Aircraft altitude and attitude control: A nose-up pitch command applied at the elevator first generates a small downward lift at the horizontal stabilizer, momentarily dropping the aircraft before it climbs. This RHP-zero-induced inverse response shapes the trade-off between responsiveness and stability in fly-by-wire control laws.

Distillation column composition control: An increase in reflux can briefly drive the top composition the wrong way before the desired light-component shift takes over. Chemical plants embed such non-minimum-phase behaviour in the internal model of an MPC so that aggressive control moves are penalised, and limit how fast composition setpoints can move.

Common Misconceptions and Cautions

The most common misconception is to treat the inverse response as a bad controller — to imagine it can be tuned away. It cannot. The RHP zero is a physical property of the plant, baked into the equations, and no controller can fully remove it. In the simulator, keep K_c and T_i fixed and vary T_z; the closed-loop settling time grows with T_z regardless of how the controller is tuned. The correct mindset is to design the loop assuming the inverse response is there, not to fight it.

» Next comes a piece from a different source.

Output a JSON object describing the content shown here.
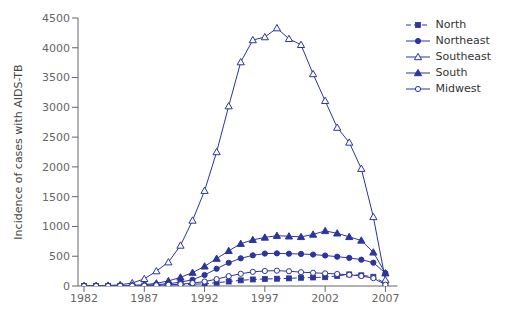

The next pitfall is to assume that higher gain always means faster response. For an RHP-zero process, raising the PI gain too far amplifies the initial dip, deepens the negative peak and either lengthens the settling time or causes outright divergence. The simulator uses conservative gains K_c=0.3, T_i=5 on purpose; in real plants this "do not push too hard" attitude is what keeps the operation stable. As a rule of thumb, keep the closed-loop bandwidth below about $1/(2T_z)$.

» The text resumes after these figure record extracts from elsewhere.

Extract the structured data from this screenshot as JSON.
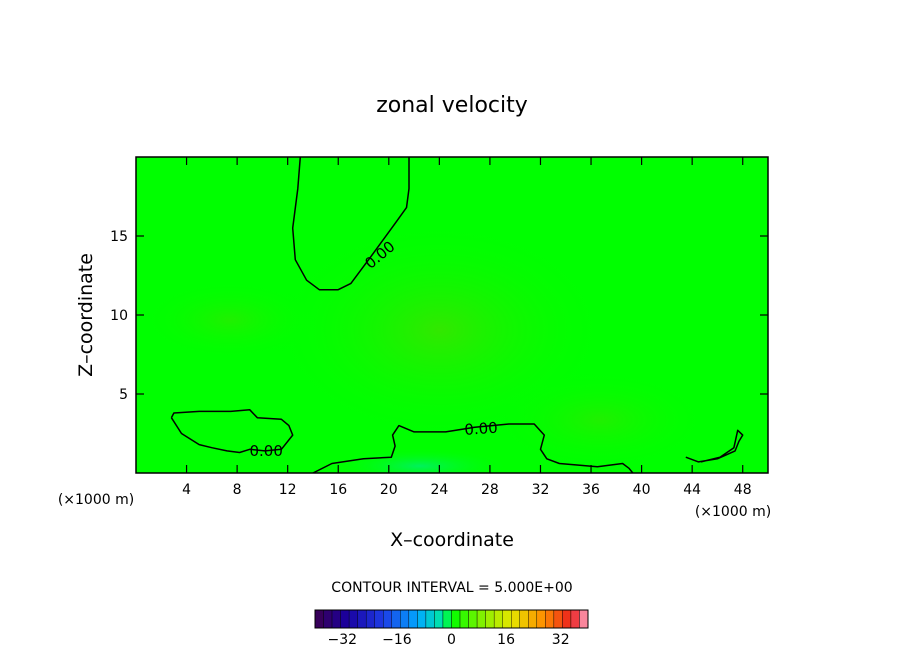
{
  "chart_data": {
    "type": "contour",
    "title": "zonal velocity",
    "xlabel": "X–coordinate",
    "ylabel": "Z–coordinate",
    "x_unit_left": "(×1000 m)",
    "x_unit_right": "(×1000 m)",
    "xlim": [
      0,
      50
    ],
    "ylim": [
      0,
      20
    ],
    "x_ticks": [
      4,
      8,
      12,
      16,
      20,
      24,
      28,
      32,
      36,
      40,
      44,
      48
    ],
    "y_ticks": [
      5,
      10,
      15
    ],
    "contour_label": "0.00",
    "contour_interval_label": "CONTOUR INTERVAL = 5.000E+00",
    "colorbar": {
      "min": -40,
      "max": 40,
      "step": 2.5,
      "ticks": [
        -32,
        -16,
        0,
        16,
        32
      ]
    },
    "background_color": "#00ff00",
    "zero_contours": [
      {
        "name": "upper",
        "points": [
          [
            13,
            20
          ],
          [
            12.8,
            18
          ],
          [
            12.4,
            15.5
          ],
          [
            12.6,
            13.5
          ],
          [
            13.5,
            12.2
          ],
          [
            14.5,
            11.6
          ],
          [
            16,
            11.6
          ],
          [
            17,
            12
          ],
          [
            18.5,
            13.6
          ],
          [
            20.5,
            15.8
          ],
          [
            21.4,
            16.8
          ],
          [
            21.6,
            18
          ],
          [
            21.6,
            20
          ]
        ]
      },
      {
        "name": "lower-left",
        "points": [
          [
            2.8,
            3.5
          ],
          [
            3,
            3.8
          ],
          [
            5,
            3.9
          ],
          [
            7.5,
            3.9
          ],
          [
            9,
            4
          ],
          [
            9.6,
            3.5
          ],
          [
            11.5,
            3.4
          ],
          [
            12.1,
            3
          ],
          [
            12.4,
            2.4
          ],
          [
            11.5,
            1.5
          ],
          [
            10.2,
            1.4
          ],
          [
            9,
            1.5
          ],
          [
            8.2,
            1.3
          ],
          [
            7.2,
            1.4
          ],
          [
            6,
            1.6
          ],
          [
            5,
            1.8
          ],
          [
            3.6,
            2.5
          ],
          [
            2.8,
            3.5
          ]
        ]
      },
      {
        "name": "lower-middle",
        "points": [
          [
            14,
            0
          ],
          [
            15.5,
            0.6
          ],
          [
            18,
            0.9
          ],
          [
            20.2,
            1
          ],
          [
            20.5,
            1.7
          ],
          [
            20.3,
            2.4
          ],
          [
            20.8,
            3
          ],
          [
            22,
            2.6
          ],
          [
            24.5,
            2.6
          ],
          [
            26.8,
            2.9
          ],
          [
            29.5,
            3.1
          ],
          [
            31.5,
            3.1
          ],
          [
            32.3,
            2.4
          ],
          [
            32,
            1.5
          ],
          [
            32.5,
            0.9
          ],
          [
            33.5,
            0.6
          ],
          [
            36.5,
            0.4
          ],
          [
            38.5,
            0.6
          ],
          [
            39,
            0.3
          ],
          [
            39.3,
            0
          ]
        ]
      },
      {
        "name": "right-small",
        "points": [
          [
            43.5,
            1
          ],
          [
            44.5,
            0.7
          ],
          [
            46,
            0.9
          ],
          [
            47.4,
            1.4
          ],
          [
            47.7,
            2
          ],
          [
            48,
            2.4
          ],
          [
            47.6,
            2.7
          ],
          [
            47.3,
            1.6
          ],
          [
            46.2,
            1
          ],
          [
            44.7,
            0.7
          ]
        ]
      }
    ]
  }
}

Finally, remember that the reversal depth y_min and reversal time t* are not independent knobs. Both are governed by the same set of plant parameters K, T_z, T_1 and T_2, and they trade off against each other. Increasing T_z deepens the dip but also tends to shorten t* (the initial slope $-K T_z/(T_1 T_2)$ becomes steeper). Watch both stat values as you sweep T_z in the simulator. Making T_z smaller on the plant side is the most effective way to ease control — but it usually requires redesigning the process, not the controller.